Going beyond the emotional cost of these irritations, I asked the agent about any water damage, and he seemed a little startled, but to his credit he knew this background information from years back and answered openly and honestly. There had been some leakage but it was corrected almost half a decade ago. This information wasn't in the disclosure packet and the issue probably wouldn't have surfaced again, but it was good to know.
That look of deferred maintenance in the building led me to read the HOA finances very closely. The HOA dues each month were lower than market and the two didn't add up well. In fact, individual units were responsible for maintaining portions of the front porch as well as the enclosed patio, which indicated they hadn't contracted a management company (as confirmed in the docs).
There are people who like this arrangement because it gives them more control over their costs and what they can do with the property. But my concern was two-fold.
First, there were the number of special assessments that would be (and had been) required if more services were needed or something unexpected happened.
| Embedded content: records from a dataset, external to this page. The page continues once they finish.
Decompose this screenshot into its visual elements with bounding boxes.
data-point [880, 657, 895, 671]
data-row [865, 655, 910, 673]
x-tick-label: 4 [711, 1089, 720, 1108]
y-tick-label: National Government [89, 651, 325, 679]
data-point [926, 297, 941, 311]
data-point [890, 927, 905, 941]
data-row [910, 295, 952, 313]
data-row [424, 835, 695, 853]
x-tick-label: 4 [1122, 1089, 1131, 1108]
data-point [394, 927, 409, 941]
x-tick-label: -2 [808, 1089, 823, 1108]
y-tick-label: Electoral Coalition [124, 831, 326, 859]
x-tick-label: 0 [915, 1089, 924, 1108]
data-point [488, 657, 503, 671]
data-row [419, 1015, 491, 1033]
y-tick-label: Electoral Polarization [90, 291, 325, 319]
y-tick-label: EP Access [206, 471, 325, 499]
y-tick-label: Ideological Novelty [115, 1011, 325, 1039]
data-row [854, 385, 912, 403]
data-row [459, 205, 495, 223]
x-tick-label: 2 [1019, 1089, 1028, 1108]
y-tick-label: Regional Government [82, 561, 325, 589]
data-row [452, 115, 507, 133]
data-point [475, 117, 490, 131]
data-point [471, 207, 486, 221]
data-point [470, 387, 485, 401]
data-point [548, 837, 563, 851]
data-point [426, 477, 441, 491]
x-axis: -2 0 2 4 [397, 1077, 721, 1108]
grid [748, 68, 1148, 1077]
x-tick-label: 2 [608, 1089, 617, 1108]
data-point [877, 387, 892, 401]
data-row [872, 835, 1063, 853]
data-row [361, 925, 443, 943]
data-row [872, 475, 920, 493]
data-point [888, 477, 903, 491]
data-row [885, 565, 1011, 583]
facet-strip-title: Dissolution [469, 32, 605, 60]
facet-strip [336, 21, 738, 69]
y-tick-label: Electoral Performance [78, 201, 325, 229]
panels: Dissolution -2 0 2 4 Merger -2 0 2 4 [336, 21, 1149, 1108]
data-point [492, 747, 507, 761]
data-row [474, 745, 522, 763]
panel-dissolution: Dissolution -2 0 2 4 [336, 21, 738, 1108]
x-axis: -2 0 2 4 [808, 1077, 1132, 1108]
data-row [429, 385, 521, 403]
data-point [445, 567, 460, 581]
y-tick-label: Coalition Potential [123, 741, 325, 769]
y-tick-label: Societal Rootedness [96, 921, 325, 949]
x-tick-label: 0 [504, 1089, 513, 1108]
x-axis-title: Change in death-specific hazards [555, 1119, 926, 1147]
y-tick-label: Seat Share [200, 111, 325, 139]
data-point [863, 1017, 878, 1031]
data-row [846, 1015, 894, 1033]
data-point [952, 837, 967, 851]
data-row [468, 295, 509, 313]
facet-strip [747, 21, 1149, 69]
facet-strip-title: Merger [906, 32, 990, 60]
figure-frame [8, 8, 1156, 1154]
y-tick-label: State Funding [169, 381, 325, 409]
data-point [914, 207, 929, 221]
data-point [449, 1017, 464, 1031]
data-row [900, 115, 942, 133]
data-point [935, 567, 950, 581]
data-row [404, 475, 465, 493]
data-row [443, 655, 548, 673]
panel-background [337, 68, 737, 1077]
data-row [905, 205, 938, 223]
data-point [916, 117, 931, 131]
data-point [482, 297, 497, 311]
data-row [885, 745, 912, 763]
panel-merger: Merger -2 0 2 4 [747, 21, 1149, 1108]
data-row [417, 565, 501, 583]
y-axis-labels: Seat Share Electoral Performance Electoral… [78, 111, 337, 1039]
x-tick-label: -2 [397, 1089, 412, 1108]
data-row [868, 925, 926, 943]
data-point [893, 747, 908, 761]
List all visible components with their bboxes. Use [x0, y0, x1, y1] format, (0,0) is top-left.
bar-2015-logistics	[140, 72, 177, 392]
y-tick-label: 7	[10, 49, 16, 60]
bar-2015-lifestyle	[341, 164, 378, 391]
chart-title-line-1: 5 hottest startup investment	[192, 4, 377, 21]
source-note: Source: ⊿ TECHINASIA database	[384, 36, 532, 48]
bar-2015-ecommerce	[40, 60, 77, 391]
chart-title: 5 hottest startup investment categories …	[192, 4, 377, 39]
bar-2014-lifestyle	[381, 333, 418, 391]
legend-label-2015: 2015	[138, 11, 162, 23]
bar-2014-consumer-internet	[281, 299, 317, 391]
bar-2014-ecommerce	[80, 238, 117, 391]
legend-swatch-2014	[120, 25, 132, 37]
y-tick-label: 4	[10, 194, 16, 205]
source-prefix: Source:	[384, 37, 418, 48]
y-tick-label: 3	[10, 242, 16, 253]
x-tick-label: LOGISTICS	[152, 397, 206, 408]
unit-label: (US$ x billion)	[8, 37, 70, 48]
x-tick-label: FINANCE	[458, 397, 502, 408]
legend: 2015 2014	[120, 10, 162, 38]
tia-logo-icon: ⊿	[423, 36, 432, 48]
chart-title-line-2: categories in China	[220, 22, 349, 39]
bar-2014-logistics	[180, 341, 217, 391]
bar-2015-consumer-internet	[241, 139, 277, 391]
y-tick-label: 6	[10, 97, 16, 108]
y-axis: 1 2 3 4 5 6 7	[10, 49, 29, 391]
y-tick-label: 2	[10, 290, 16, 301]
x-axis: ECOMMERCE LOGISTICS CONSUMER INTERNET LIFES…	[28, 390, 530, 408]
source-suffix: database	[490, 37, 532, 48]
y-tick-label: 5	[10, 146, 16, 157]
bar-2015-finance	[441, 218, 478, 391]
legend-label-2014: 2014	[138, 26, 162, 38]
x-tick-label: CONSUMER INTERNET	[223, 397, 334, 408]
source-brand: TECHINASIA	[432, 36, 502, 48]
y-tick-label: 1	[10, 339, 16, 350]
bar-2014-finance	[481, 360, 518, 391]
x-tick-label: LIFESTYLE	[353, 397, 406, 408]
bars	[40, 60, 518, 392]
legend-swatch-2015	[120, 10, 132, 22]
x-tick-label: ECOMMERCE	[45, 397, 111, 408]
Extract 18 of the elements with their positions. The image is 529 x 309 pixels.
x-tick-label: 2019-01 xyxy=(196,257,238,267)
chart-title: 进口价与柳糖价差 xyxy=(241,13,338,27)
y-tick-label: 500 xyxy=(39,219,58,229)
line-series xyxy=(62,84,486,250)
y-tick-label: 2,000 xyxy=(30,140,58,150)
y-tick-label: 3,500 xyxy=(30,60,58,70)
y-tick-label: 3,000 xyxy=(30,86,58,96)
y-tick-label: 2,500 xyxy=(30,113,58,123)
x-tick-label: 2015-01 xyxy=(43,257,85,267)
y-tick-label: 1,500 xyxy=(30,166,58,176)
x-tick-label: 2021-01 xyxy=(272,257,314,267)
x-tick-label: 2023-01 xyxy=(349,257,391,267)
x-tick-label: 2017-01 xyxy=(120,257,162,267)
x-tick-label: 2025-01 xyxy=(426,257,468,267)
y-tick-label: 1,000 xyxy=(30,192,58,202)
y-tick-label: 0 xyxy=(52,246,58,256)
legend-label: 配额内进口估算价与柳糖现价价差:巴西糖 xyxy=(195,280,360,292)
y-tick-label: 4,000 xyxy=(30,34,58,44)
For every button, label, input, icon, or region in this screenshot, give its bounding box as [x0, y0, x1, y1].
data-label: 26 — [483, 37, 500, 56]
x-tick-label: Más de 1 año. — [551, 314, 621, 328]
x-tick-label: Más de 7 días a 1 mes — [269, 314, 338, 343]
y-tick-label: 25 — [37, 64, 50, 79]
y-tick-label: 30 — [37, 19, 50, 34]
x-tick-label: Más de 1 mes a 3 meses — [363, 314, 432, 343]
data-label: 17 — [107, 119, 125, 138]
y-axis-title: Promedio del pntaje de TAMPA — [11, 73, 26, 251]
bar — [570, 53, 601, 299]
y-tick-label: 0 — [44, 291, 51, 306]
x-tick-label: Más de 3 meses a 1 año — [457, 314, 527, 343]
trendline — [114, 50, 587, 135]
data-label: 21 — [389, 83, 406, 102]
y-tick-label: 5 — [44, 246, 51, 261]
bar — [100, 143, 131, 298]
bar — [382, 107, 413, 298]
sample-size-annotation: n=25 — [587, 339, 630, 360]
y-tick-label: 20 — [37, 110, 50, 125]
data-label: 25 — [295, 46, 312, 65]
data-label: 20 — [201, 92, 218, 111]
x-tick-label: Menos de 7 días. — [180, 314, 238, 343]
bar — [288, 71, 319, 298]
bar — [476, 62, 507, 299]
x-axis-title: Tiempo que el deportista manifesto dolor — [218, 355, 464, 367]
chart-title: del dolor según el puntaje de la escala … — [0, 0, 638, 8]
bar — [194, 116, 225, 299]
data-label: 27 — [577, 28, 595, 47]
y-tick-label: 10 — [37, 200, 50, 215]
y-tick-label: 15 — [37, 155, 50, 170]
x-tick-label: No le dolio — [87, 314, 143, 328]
This technically increases the price of the property without adding value. (Many people dislike paying extra for something that should have been there to begin with.)
Second, my client had a high-stress job and wanted something more plug-and-play. This property looked like it would need close involvement at the HOA-level by every owner, in addition to the fixes required for termite damage.
Since there was no HOA reserve fund and the reserve study hadn't been completed, it wouldn't be surprising to see special assessments or an increase in the monthly HOA dues significantly raise the total cost of ownership (TCO) for this property.
I emailed the HOA president about this and another issue I knew my client would have. He's considering moving out of the country in a few years but would like to keep the home he buys as an investment. The HOA docs mentioned restrictions on this which I won't go into. But suffice it to say, getting clarification would definitely impact my client's decision.
This Wasn't the Perfect House... For Him
Well, we got our answers and while this may still be the perfect house, it's just not the one for this client. Sometimes the best choice you make is to pass on what only looks like the perfect house for you.
The fact is, the trade-offs this client wasn't willing to make could have been perfectly acceptable to another. But my job is to assess the right price my client is willing to pay based on how well it meets his needs, and not just base it on the asking price. After all, the buyer sets the asking price and there are five reasons why many owners overprice their homes.
We literally had this conversation. He said, "If I make an offer on this house, we should make it to win." To which I said, "Just because 50 other people [ed. I didn't use that word] could be willing to pay $100,000 over asking price doesn't mean you should feel obligated to beat them. This isn't about them."
There would be properties justifiably in high demand and we would go out and make aggressive offers, but because this one didn't meet his intrinsic requirements, there was no reason to overpay.